Elon Musk has announced that Tesla has developed a faster, cheaper battery making process and expects to offer a $25,000 electric vehicle with improved battery technology within the next three years. The announcement was made at his Battery Day event, in which he said that Tesla plans to begin building Terafactories with greater manufacturing capacities than the current Gigafactories.
The new battery is an improved “tabless” lithium-ion battery that is less time-consuming to manufacture and can be charged more quickly than the batteries that are currently used in electric vehicles. The battery can be manufactured using less water and fewer moving parts.
“This is not just a concept or a rendering. We are starting to ramp up manufacturing of these cells at our pilot 10-gigawatt-hour facility around the corner,” said vice president Drew Baglino, who is in charge of powertrain and energy engineering for Tesla.
Tesla anticipates that, eventually, electric vehicles will make gasoline-powered vehicles obsolete. It aims to outpace most electric vehicle manufacturers in the quality of its manufacturing techniques. To that end, Musk also announced the creation of a new aluminum alloy that will allow the casting of the front and rear sections of its cars in larger segments. The battery will act as a structural element in between the two sections.
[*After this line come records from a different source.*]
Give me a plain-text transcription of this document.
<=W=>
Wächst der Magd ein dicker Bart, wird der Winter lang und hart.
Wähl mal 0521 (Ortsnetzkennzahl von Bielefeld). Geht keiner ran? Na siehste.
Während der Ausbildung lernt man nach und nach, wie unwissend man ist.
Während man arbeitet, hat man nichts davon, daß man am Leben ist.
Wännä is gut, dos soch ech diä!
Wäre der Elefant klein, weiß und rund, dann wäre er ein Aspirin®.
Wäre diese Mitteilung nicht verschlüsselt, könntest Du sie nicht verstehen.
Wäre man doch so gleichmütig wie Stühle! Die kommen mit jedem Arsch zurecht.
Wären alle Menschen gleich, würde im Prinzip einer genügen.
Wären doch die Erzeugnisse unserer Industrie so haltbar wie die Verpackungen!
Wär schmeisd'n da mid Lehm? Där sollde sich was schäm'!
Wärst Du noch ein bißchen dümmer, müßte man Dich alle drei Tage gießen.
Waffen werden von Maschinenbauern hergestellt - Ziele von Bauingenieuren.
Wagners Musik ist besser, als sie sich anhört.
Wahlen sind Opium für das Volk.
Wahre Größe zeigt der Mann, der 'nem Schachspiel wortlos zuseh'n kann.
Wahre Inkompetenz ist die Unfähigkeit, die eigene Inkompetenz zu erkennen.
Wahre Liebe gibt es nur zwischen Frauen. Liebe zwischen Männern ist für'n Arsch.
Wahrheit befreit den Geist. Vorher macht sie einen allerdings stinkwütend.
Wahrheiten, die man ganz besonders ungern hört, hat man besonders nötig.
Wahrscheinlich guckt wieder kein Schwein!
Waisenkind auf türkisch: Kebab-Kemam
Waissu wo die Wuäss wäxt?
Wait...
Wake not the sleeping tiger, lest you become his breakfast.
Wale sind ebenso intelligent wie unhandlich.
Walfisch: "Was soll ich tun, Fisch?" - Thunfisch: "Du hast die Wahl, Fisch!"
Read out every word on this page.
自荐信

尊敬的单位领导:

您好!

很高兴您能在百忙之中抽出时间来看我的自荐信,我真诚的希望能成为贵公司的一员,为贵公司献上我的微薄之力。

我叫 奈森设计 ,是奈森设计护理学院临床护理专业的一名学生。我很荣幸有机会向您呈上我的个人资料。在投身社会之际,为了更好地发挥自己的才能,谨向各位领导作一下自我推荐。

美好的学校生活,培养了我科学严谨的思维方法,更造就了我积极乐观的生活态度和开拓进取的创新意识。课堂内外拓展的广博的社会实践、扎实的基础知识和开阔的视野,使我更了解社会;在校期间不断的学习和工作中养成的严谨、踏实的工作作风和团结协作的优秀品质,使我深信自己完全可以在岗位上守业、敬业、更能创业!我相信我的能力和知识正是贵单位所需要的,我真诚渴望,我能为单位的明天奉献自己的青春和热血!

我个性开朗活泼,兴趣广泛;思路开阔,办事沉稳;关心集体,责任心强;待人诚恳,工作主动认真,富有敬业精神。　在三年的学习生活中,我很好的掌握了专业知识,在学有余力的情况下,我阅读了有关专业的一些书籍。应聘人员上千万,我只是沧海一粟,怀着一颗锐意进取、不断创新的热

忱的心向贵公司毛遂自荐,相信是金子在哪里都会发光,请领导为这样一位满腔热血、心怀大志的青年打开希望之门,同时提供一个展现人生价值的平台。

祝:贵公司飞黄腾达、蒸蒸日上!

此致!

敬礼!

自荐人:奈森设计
“Eventually, every car company will have electric cars, but not every company will be great at manufacturing,” Musk said. “Tesla is aiming to be the best at manufacturing of any company on Earth.”
Tesla expects that the increased capacity and improved mass production of batteries will help bring the cost of electric vehicles down. It expects that the cheaper price tag will help to improve sales by making it affordable to more consumers. Its current least expensive model, the Model 3 sedan, currently has a base price of $35,000.
Musk estimated that it could take one to two years for the first of the new Terafactories to reach full manufacturing capacity. He indicated that the Gigafactories, although only a few years old, can be considered obsolete and will likely be replaced once the planned Terafactories are up and running: “The Gigafactory is too small, and it costs too much.”
At the Battery Day event, attendees could sit in Tesla vehicles parked at the event venue and honk their horns to show approval. The announcement of more efficient battery production techniques generated several honks.
Materials Sourcing in North America
Tesla has already indicated an interest in sourcing its raw materials from carbon-neutral mining operations in North America. It has already opened talks with the Canadian-based mining firm Giga Metals for sustainable sourcing of nickel. Tesla has also identified a site in Nevada with sizable deposits of silicon and lithium and has obtained a mining permit covering 10,000 acres at the site. This will help Tesla avoid some of the costs, complications, and potential public relations pitfalls that come with importing raw materials from other parts of the world.
“There really is enough lithium in Nevada alone to electrify the entire U.S. fleet,” said Baglino at the Battery Day event.
Meanwhile, sales of existing and upcoming Tesla models continue to plug along. Musk indicated that preorders for its planned Cybertruck has passed 500,000 and Tesla may produce a smaller version.